Facebook PixelLa règle de saint Benoît - Hozana

La règle de saint Benoît

Origine de la Règle de saint Benoît

C’est saint Benoît de Nursie (480-547) qui est à l'origine de la règle monastique dite de saint Benoît. Lorsqu'il commenca à fonder des monastères en Italie, notamment celui de Subiaco et du Mont Cassin en 529, Benoît constata le manque de base commune établissant une discipline de vie pour les frères. En effet, à l'époque, la vie monastique était encore peu organisée ; il y avait beaucoup de moines ermites mais moins de communautés de frères. Vers 530, saint Benoît entreprit de rédiger les principes de base de la vie de moine pour guider ses disciples et orienter leur spiritualité. La Règle se démarque par la volonté du père fondateur de ne rien exiger d’excessif. Saint Benoît précise qu’elle n’est qu'une « ébauche de règle », elle donne un sens pour grandir dans l’amour et la perfection chrétienne mais c’est ensuite à chaque moine de l'approfondir. Saint Grégoire le Grand, premier biographe de saint Benoît, rédigea la règle qui prit vite un essor considérable.

Les principes de la Règle

Comme le dit Benoît XVI, saint Benoît a indiqué comme objectif fondamental et même unique de l'existence, la recherche de Dieu. La Règle gouverne en détail la vie monastique des bénédictins, elle organise leur vie, au niveau pratique et spirituel.

  • La règle établit le rôle de l’abbé. Saint Benoît veut que l’Abbé gouverne de telle sorte que « les forts désirent faire davantage, et que les faibles ne se découragent pas ». L’abbé est le représentant du Christ dans le monastère, il doit conduire les frères sur la voie de la sainteté.

  • La règle donne la manière dont s’organise concrètement la vie des moines entre le travail et la prière. Saint Benoît insiste particulièrement sur la place centrale accordée au travail manuel et intellectuel : « Les frères doivent donc consacrer certaines heures au travail des mains et d’autres à la lecture des choses divines ».

  • La règle décrit les vertus monastiques que sont l’obéissance, l’humilité et l’esprit de silence. 

  • La Règle donne le sens et l’importance de la vie fraternelle : « Chacun cherchera à honorer ses frères, choisissant leurs intérêts plutôt que les siens propres ». La charité a une place centrale entre les frères, saint Benoit dit : « On recevra comme le Christ lui-même tous les hôtes qui se présenteront » et encore : « avant tout et par-dessus tout, on prendra soin des malades, et on les servira comme s’ils étaient le Christ en personne ».

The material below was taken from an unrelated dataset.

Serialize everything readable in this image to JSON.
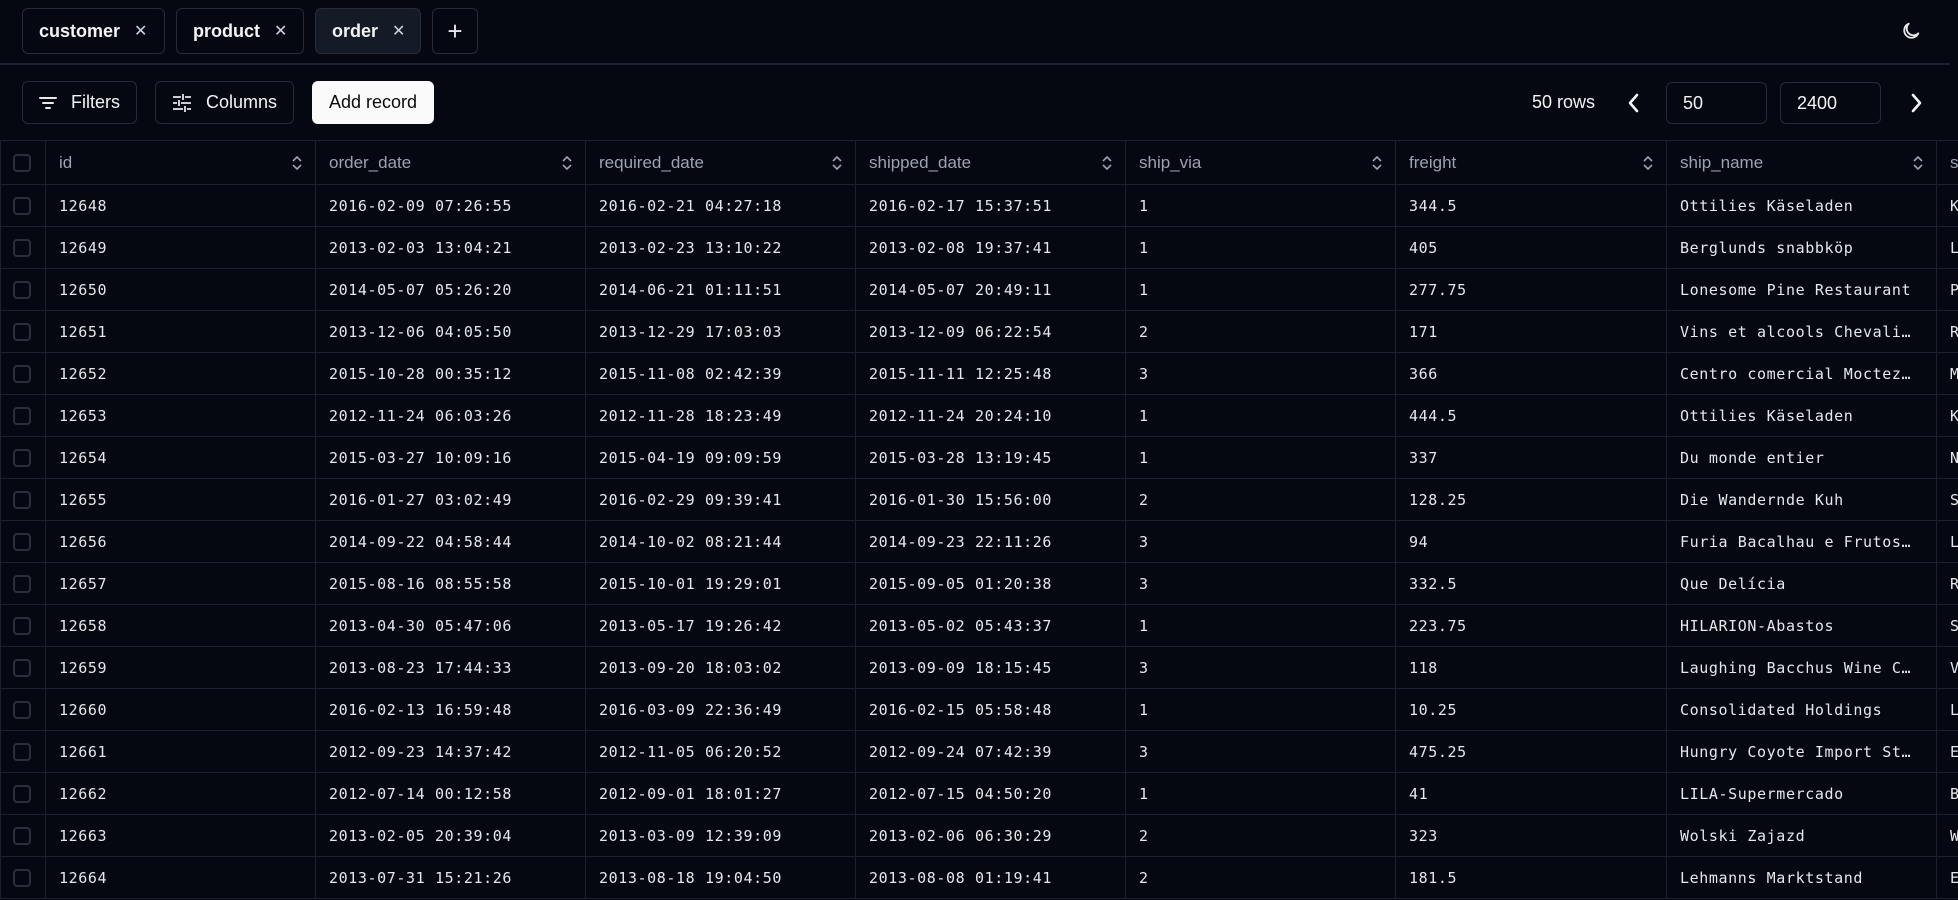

  • La règle organise en détail la liturgie monastique, appelée par saint Benoît l’Opus Dei : l’œuvre de Dieu. Cette liturgie constitue le cœur de la vie du moine, elle est centrée sur l’eucharistie quotidienne et sur les autres offices : Vigiles de la nuit, Laudes, petites heures, Vêpres, Complies.

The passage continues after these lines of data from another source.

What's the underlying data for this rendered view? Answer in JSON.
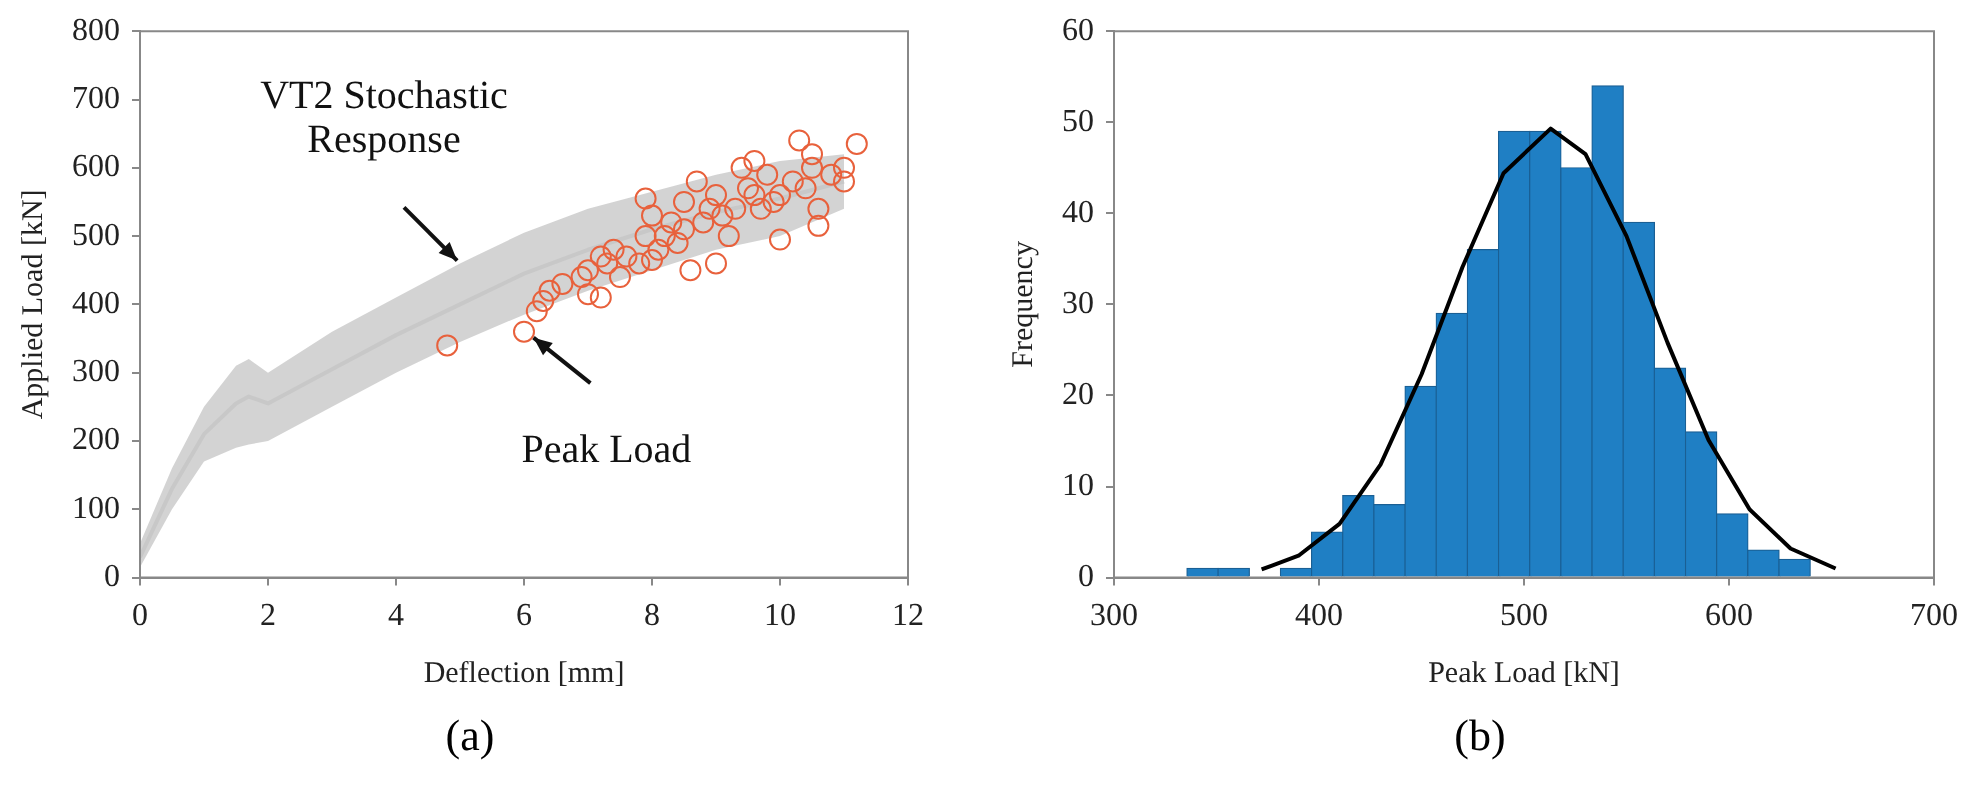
{
  "chart_data": [
    {
      "type": "scatter",
      "xlabel": "Deflection [mm]",
      "ylabel": "Applied Load [kN]",
      "xlim": [
        0,
        12
      ],
      "ylim": [
        0,
        800
      ],
      "xticks": [
        0,
        2,
        4,
        6,
        8,
        10,
        12
      ],
      "yticks": [
        0,
        100,
        200,
        300,
        400,
        500,
        600,
        700,
        800
      ],
      "grid": false,
      "legend": false,
      "series": [
        {
          "type": "line",
          "color": "#c8c8c8",
          "marker": "none",
          "x": [
            0,
            0.5,
            1,
            1.5,
            1.7,
            2,
            3,
            4,
            5,
            6,
            7,
            8,
            9,
            10,
            11
          ],
          "values": [
            30,
            130,
            210,
            255,
            265,
            255,
            305,
            355,
            400,
            445,
            480,
            510,
            535,
            555,
            580
          ],
          "lower": [
            15,
            100,
            170,
            190,
            195,
            200,
            250,
            300,
            345,
            385,
            420,
            450,
            480,
            500,
            540
          ],
          "upper": [
            50,
            160,
            250,
            310,
            320,
            300,
            360,
            410,
            460,
            505,
            540,
            565,
            590,
            610,
            620
          ]
        },
        {
          "type": "scatter",
          "color": "#e8613c",
          "marker": "circle",
          "x": [
            4.8,
            6.0,
            6.2,
            6.3,
            6.4,
            6.6,
            6.9,
            7.0,
            7.0,
            7.2,
            7.2,
            7.3,
            7.4,
            7.5,
            7.6,
            7.8,
            7.9,
            7.9,
            8.0,
            8.0,
            8.1,
            8.2,
            8.3,
            8.4,
            8.5,
            8.5,
            8.6,
            8.7,
            8.8,
            8.9,
            9.0,
            9.0,
            9.1,
            9.2,
            9.3,
            9.4,
            9.5,
            9.6,
            9.6,
            9.7,
            9.8,
            9.9,
            10.0,
            10.0,
            10.2,
            10.3,
            10.4,
            10.5,
            10.5,
            10.6,
            10.6,
            10.8,
            11.0,
            11.0,
            11.2
          ],
          "values": [
            340,
            360,
            390,
            405,
            420,
            430,
            440,
            415,
            450,
            410,
            470,
            460,
            480,
            440,
            470,
            460,
            500,
            555,
            530,
            465,
            480,
            500,
            520,
            490,
            550,
            510,
            450,
            580,
            520,
            540,
            460,
            560,
            530,
            500,
            540,
            600,
            570,
            610,
            560,
            540,
            590,
            550,
            495,
            560,
            580,
            640,
            570,
            620,
            600,
            515,
            540,
            590,
            600,
            580,
            635
          ]
        }
      ],
      "annotations": [
        {
          "text": "VT2 Stochastic Response",
          "x": 5.0,
          "y": 460
        },
        {
          "text": "Peak Load",
          "x": 6.1,
          "y": 355
        },
        "(a)"
      ]
    },
    {
      "type": "histogram",
      "xlabel": "Peak Load [kN]",
      "ylabel": "Frequency",
      "xlim": [
        300,
        700
      ],
      "ylim": [
        0,
        60
      ],
      "xticks": [
        300,
        400,
        500,
        600,
        700
      ],
      "yticks": [
        0,
        10,
        20,
        30,
        40,
        50,
        60
      ],
      "grid": false,
      "legend": false,
      "color": "#1f7fc4",
      "bins": [
        335.6,
        350.8,
        366,
        381.2,
        396.4,
        411.6,
        426.8,
        442,
        457.2,
        472.4,
        487.6,
        502.8,
        518,
        533.2,
        548.4,
        563.6,
        578.8,
        594,
        609.2,
        624.4,
        639.6
      ],
      "values": [
        1,
        1,
        0,
        1,
        5,
        9,
        8,
        21,
        29,
        36,
        49,
        49,
        45,
        54,
        39,
        23,
        16,
        7,
        3,
        2
      ],
      "series": [
        {
          "type": "line",
          "color": "#000000",
          "marker": "none",
          "x": [
            372,
            390,
            410,
            430,
            450,
            470,
            490,
            513,
            530,
            550,
            570,
            590,
            610,
            630,
            652
          ],
          "values": [
            0.9,
            2.4,
            5.9,
            12.4,
            22.3,
            34.1,
            44.4,
            49.3,
            46.5,
            37.5,
            25.8,
            15.1,
            7.5,
            3.2,
            1.0
          ]
        }
      ],
      "annotations": [
        "(b)"
      ]
    }
  ]
}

Selon la demande de saint Benoît, les frères lisent la règle intégralement trois fois par an. L’habit des bénédictins est généralement noir avec un capuchon, une ceinture et le scapulaire.

Les ordres religieux suivant la Règle de saint Benoît

En plus des bénédictins, la Règle de saint Benoît est suivie par d'autres ordres religieux faisant ainsi partie de la grande famille bénédictine :

  • Les cisterciens  

Alors qu’au XIe siècle les bénédictins se sont éloignés de l'idéal de vie de saint Benoit, notamment avec le faste de Cluny, certains moines rêvent d’y revenir. En 1098, Robert de Molesme fonde l’abbaye de Cîteaux qui se développe grâce à saint Bernard de Clairvaux. Ce dernier prône un retour à la Règle de saint Benoît dans toutes ses dimensions, le travail manuel, négligé par les bénédictins est remis au centre de la vie communautaire. Les moines cisterciens exploitent eux-mêmes leurs terres, comme le demande la Règle de saint Benoît : « c’est alors qu’ils seront vraiment moines, lorsqu’ils vivront du travail de leur main ». Les cérémonies religieuses sont épurées, de même que la décoration des églises afin d’aider les moines à se concentrer sur Dieu et la prière. Les cisterciens désirent revenir à une vie humble, sans faste, répondant à l'idéal évangélique qui est la base de toute vie chrétienne. 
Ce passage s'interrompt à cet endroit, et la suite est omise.